Pio Albergo Stallone
Sylvester Stallone ha organizzato un’autentica ‘Hall of Fame’ radunando una serie di “cariatidi” degli anni Ottanta, da Dolph ‘Ti-spiezzo-in-due’ Lundgren, suo antagonista in Rocky IV (1985), ad Arnold Schwarzenegger, suo vecchio rivale cinematografico con cui competeva a suon di bicipiti, a quel che resta di Mickey Rourke. Un’operazione di nostalgia dichiarata in un delizioso siparietto, fatto di battute ammiccanti tra realtà e finzione. Ne sono protagonisti Schwarzenegger, Stallone e Bruce Willis. Il primo ricorda i combattimenti nella giungla del secondo, che gli ribatte di voler diventare Presidente. Willis, che è il misterioso agente Mr. Church, sottolinea di non essere accreditato nei titoli del film, cosa vera sia per lui che per Schwarzenegger. Ciliegina sulla torta è la citazione della famosa battuta di Pulp Fiction (Quentin Tarantino, 1994) sul farsi i «pompini a vicenda».

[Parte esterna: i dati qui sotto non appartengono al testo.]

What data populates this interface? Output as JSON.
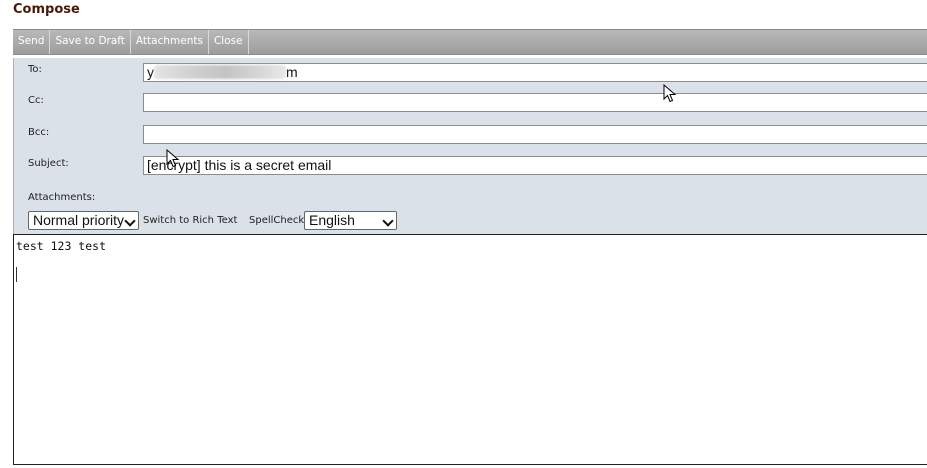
{
  "window": {
    "title": "Compose"
  },
  "toolbar": {
    "send": "Send",
    "save_draft": "Save to Draft",
    "attachments": "Attachments",
    "close": "Close"
  },
  "fields": {
    "to": {
      "label": "To:",
      "value_start": "y",
      "value_end": "m"
    },
    "cc": {
      "label": "Cc:",
      "value": ""
    },
    "bcc": {
      "label": "Bcc:",
      "value": ""
    },
    "subject": {
      "label": "Subject:",
      "value": "[encrypt] this is a secret email"
    },
    "attachments_label": "Attachments:"
  },
  "options": {
    "priority": "Normal priority",
    "rich_text_link": "Switch to Rich Text",
    "spellcheck_label": "SpellCheck",
    "spellcheck_language": "English"
  },
  "message": {
    "body": "test 123 test"
  }
}
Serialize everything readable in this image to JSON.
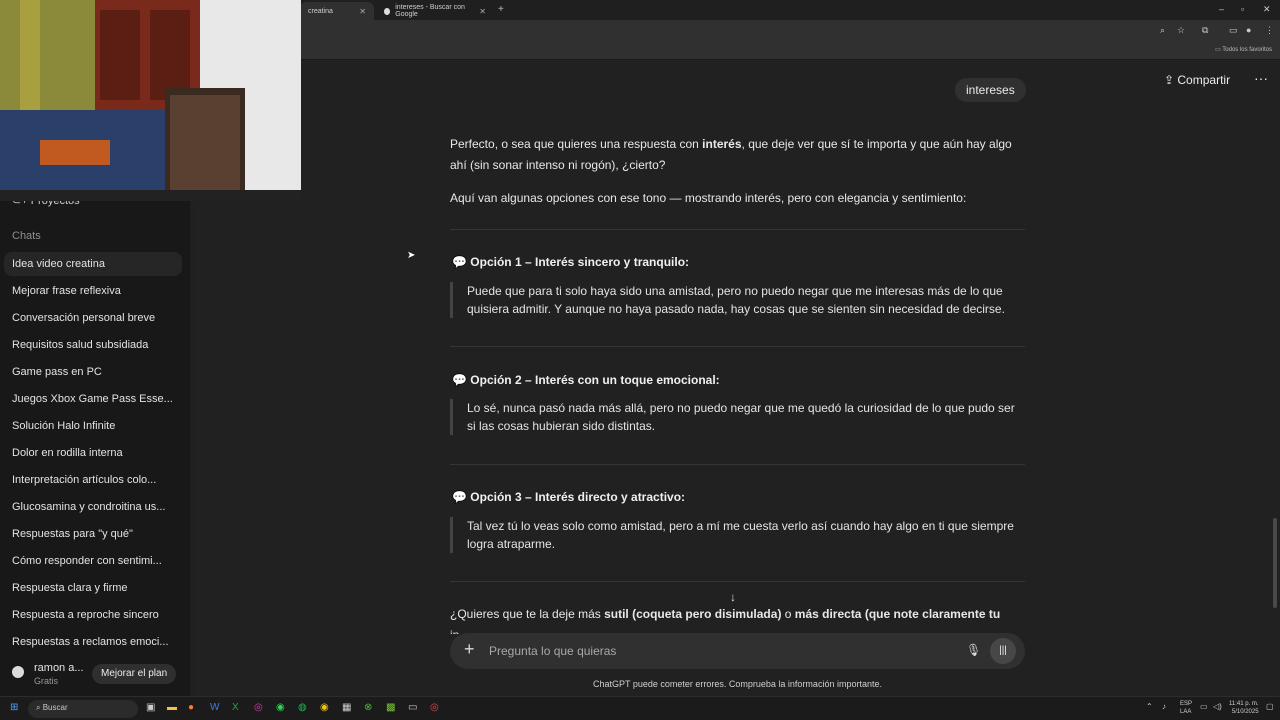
{
  "browser": {
    "tabs": [
      {
        "label": "creatina"
      },
      {
        "label": "intereses - Buscar con Google"
      }
    ],
    "new_tab": "+",
    "bookmarks_label": "Todos los favoritos",
    "window_controls": [
      "–",
      "▫",
      "✕"
    ]
  },
  "sidebar": {
    "projects_label": "Proyectos",
    "chats_heading": "Chats",
    "items": [
      {
        "label": "Idea video creatina"
      },
      {
        "label": "Mejorar frase reflexiva"
      },
      {
        "label": "Conversación personal breve"
      },
      {
        "label": "Requisitos salud subsidiada"
      },
      {
        "label": "Game pass en PC"
      },
      {
        "label": "Juegos Xbox Game Pass Esse..."
      },
      {
        "label": "Solución Halo Infinite"
      },
      {
        "label": "Dolor en rodilla interna"
      },
      {
        "label": "Interpretación artículos colo..."
      },
      {
        "label": "Glucosamina y condroitina us..."
      },
      {
        "label": "Respuestas para \"y qué\""
      },
      {
        "label": "Cómo responder con sentimi..."
      },
      {
        "label": "Respuesta clara y firme"
      },
      {
        "label": "Respuesta a reproche sincero"
      },
      {
        "label": "Respuestas a reclamos emoci..."
      }
    ],
    "user": {
      "name": "ramon a...",
      "plan": "Gratis",
      "upgrade_label": "Mejorar el plan"
    }
  },
  "header": {
    "share_label": "Compartir",
    "more_label": "···"
  },
  "conversation": {
    "user_message": "intereses",
    "intro_p1_a": "Perfecto, o sea que quieres una respuesta con ",
    "intro_p1_bold": "interés",
    "intro_p1_b": ", que deje ver que sí te importa y que aún hay algo ahí (sin sonar intenso ni rogón), ¿cierto?",
    "intro_p2": "Aquí van algunas opciones con ese tono — mostrando interés, pero con elegancia y sentimiento:",
    "options": [
      {
        "icon": "💬",
        "title": "Opción 1 – Interés sincero y tranquilo:",
        "text": "Puede que para ti solo haya sido una amistad, pero no puedo negar que me interesas más de lo que quisiera admitir. Y aunque no haya pasado nada, hay cosas que se sienten sin necesidad de decirse."
      },
      {
        "icon": "💬",
        "title": "Opción 2 – Interés con un toque emocional:",
        "text": "Lo sé, nunca pasó nada más allá, pero no puedo negar que me quedó la curiosidad de lo que pudo ser si las cosas hubieran sido distintas."
      },
      {
        "icon": "💬",
        "title": "Opción 3 – Interés directo y atractivo:",
        "text": "Tal vez tú lo veas solo como amistad, pero a mí me cuesta verlo así cuando hay algo en ti que siempre logra atraparme."
      }
    ],
    "closing_a": "¿Quieres que te la deje más ",
    "closing_b": "sutil (coqueta pero disimulada)",
    "closing_c": " o ",
    "closing_d": "más directa (que note claramente tu",
    "closing_e": "in"
  },
  "composer": {
    "placeholder": "Pregunta lo que quieras",
    "plus": "+",
    "disclaimer": "ChatGPT puede cometer errores. Comprueba la información importante."
  },
  "taskbar": {
    "search_label": "Buscar",
    "lang_top": "ESP",
    "lang_bottom": "LAA",
    "time": "11:41 p. m.",
    "date": "5/10/2025"
  }
}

Ma l’operazione rievocativa va ben oltre e riguarda un intero periodo storico, l’era reaganiana di cui Stallone incarnava gli ideali di machismo e sciovinismo. È un periodo cui gli americani guardano con grande nostalgia. La minaccia sovietica era stata liquidata e gli spettri del Vietnam ormai esorcizzati. Non a caso nel suo squadrone di ‘expendable’, Stallone ha come subordinati Lundgren, che resta nell’immaginario come il pugile sovietico Ivan Drago, e Jet Li, nei panni di un lottatore vietnamita. Era un’America che si sentiva invincibile, dominatrice del mondo. Non a caso la vicenda principale del film si ispira espressamente alla deposizione del dittatore di Panama, il generale Manuel Noriega accusato di narcotraffico, ottenuta dagli Usa nel 1990 con un’operazione militare che è stata poco più che una passeggiata. Era un’America lontanissima dall’insicurezza post-11 settembre. Il commando di Stallone esordisce proprio salvando in extremis degli ostaggi che stanno per essere decapitati, come a dare una rassicurante versione a lieto fine dei video shock dei terroristi iracheni, che tanto hanno sconvolto l’opinione pubblica.

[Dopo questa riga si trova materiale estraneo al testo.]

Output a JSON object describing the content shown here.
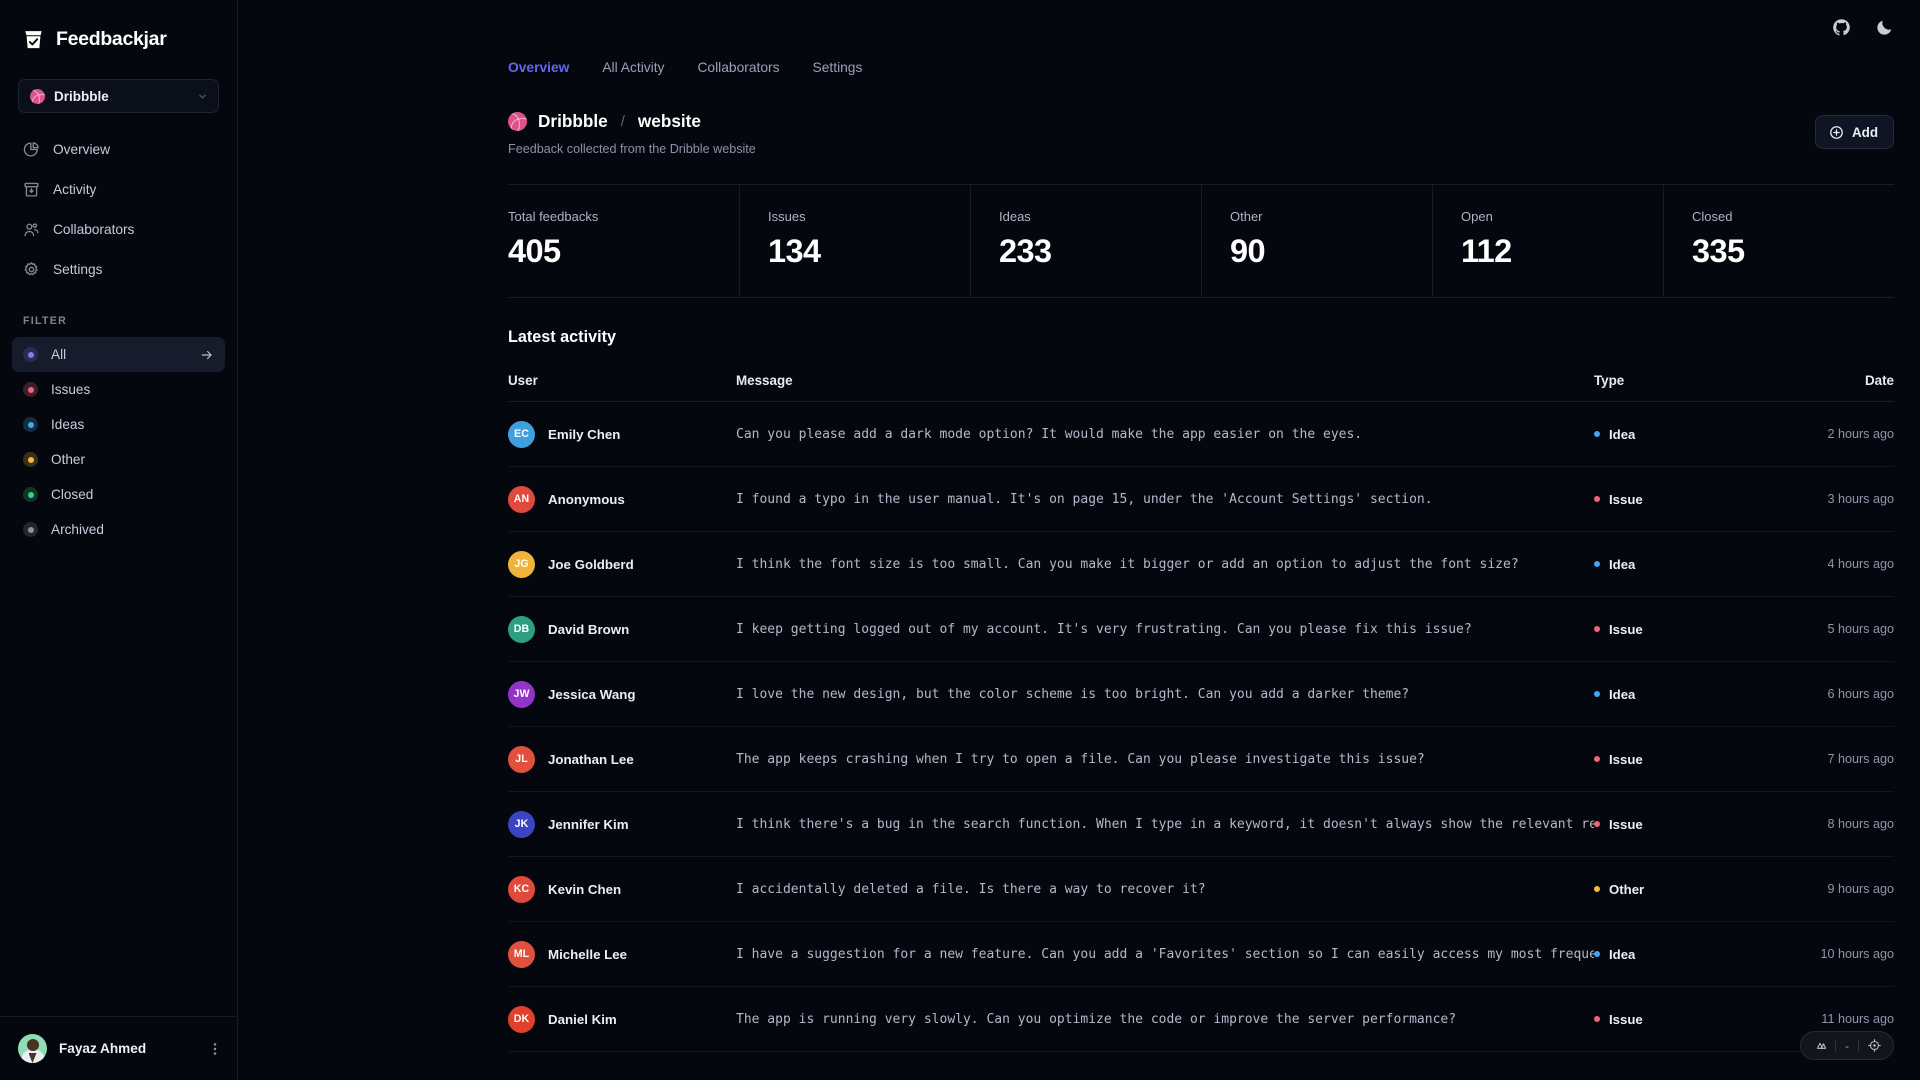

Vedendo il film semplicemente come un action, va ricordato un inseguimento automobilistico mozzafiato alla Friedkin, così come la scena di una scazzottata con Jet Li protagonista. Quest’ultima è resa facendo uso del montaggio costruttivo tipico del cinema di Hong Kong, che consiste nel mostrare velocemente dettagli dell’azione con riprese brevissime, che il pubblico deve assemblare mentalmente. È un segno dell’influenza dei registi profughi, come John Woo, che ormai ha contagiato Hollywood. Tuttavia Stallone, come del resto molti suoi colleghi, dimostra di non aver compreso la lezione dei cineasti dell’ex-colonia britannica, i quali sanno dosare le scene d’azione, intervallandone da momenti di stasi per dare respiro. È la cosiddetta struttura «pause/burst/pause». Nell’intera parte finale de I mercenari, la tensione è invece tenuta sempre alta, tra mitragliate e granate. E il ritmo non può che risultare piatto con gli sbadigli che ne conseguono.
Curiosità
Tra i papabili interpreti del film c’erano anche Jean-Claude Van Damme, Wesley Snipes, Ben Kingsley, Steven Seagal e Kurt Russell. Tutti hanno rifiutato per svariati motivi. Wesley Snipes in particolare, sotto processo per evasione fiscale, non può lasciare gli Stati Uniti e il film è stato girato, per buona parte, in Brasile.